El-Kaide ve Bağdadi gibileri insanların akidesini bozdular! Gerçek İslam’ın bu olduğunu iddia ederek insanlara yeni fikirler aşılama operasyonları yürüttüler. Bu örgütler elde ettikleri geçici zaferlerle bu iddialarını pekiştirmeyi fırsat bildiler. Böylece, olayların perde arkasını göremeyen bilinçsiz bir Müslüman gençlik kitlesini saflarına çekmeyi başardılar. Ortada bu gidişatı destekleyen başka gerekçeler de vardı. Mesela, İslam ümmetinin uzunca bir süredir yaşamakta olduğu hezimet ve müzmin hale gelen yenilgi psikolojisi, gençlerin zafer atmosferini tatma arzusu… İşte, bahis konusu örgütler gençlere bu hayali zafer havasını tattırmayı başarmışlardır.

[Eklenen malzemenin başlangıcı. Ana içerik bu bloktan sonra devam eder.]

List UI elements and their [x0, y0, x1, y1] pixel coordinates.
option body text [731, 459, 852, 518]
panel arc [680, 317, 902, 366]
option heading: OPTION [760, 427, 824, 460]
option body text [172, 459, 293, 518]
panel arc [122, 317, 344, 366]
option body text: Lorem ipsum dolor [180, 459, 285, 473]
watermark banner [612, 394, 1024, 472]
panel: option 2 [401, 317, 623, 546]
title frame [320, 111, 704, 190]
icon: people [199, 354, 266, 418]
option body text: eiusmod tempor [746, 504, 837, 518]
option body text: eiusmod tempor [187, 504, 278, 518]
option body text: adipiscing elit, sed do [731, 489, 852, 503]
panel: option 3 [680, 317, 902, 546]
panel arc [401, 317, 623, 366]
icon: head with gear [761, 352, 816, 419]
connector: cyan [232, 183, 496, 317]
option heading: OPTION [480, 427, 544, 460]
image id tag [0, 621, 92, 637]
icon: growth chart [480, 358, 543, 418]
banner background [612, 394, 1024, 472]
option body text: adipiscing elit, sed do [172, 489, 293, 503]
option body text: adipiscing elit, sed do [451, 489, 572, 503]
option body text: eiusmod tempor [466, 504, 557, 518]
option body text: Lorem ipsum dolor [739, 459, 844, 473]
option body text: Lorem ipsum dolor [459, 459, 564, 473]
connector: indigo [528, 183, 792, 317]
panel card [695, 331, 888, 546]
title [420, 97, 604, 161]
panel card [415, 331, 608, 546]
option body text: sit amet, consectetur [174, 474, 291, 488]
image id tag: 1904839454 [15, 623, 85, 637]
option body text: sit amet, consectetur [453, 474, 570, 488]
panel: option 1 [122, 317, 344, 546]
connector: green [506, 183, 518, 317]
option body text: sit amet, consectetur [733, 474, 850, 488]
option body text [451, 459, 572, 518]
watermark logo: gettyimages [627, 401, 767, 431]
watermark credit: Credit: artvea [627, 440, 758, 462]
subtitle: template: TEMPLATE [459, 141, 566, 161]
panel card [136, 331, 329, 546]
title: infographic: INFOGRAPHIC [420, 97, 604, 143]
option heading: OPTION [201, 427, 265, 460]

Oysa İslam ümmetinin yaşadığı hezimet dış kaynaklı değil iç kaynaklıdır. Yaşadığımız hezimet bir taraftan geri kalmışlığımızla, diğer taraftan bozuk dinî kurumlarla ilgilidir. Bu kurumlar bozuk karakterli yöneticilerini mukaddes şahıslar olarak lanse etmektedir! Dolayısıyla hezimetimizin sebebini dışarıda değil önce içeride aramamız gerekir.
Öte yandan, geçici bir tatmin sağlayan sahte ve sanal zaferler, bölge halkları olarak kendi aramızda ortaya çıkmaktadır. Yani, birbirimiz aleyhine kendi aramızda savaşa tutuşuyor ve birbirimizin boğazlıyoruz! Dolayısıyla elde edilen sahte zaferler ümmetin geleceği adına hiçbir yarar doğurmamaktadır! Bu marazi yaklaşım ümmeti kalkındırmayacağı gibi onun eğitim düzeyini de yükseltmeyecek, bir savaştan öbürüne sürüklenmekten başka hiçbir işe yaramayacaktır!
Bütün dünya halkları Ömer Muhtar ve diğerlerinin mücadelesine saygı duymuştur. Bu yüzden o direnişlerin yanında yer almışlar, Arap coğrafyasından sömürgecileri gönderebilmeleri için onlara destek vermişlerdir. Oysa bugün bütün toplumlar DAİŞ’in ve ona benzer örgütlerin karşısında durmaktadır. Çünkü bu örgütler, halkların hiç aşina olmadığı aykırı tutum ve davranışlar sergilemektedirler.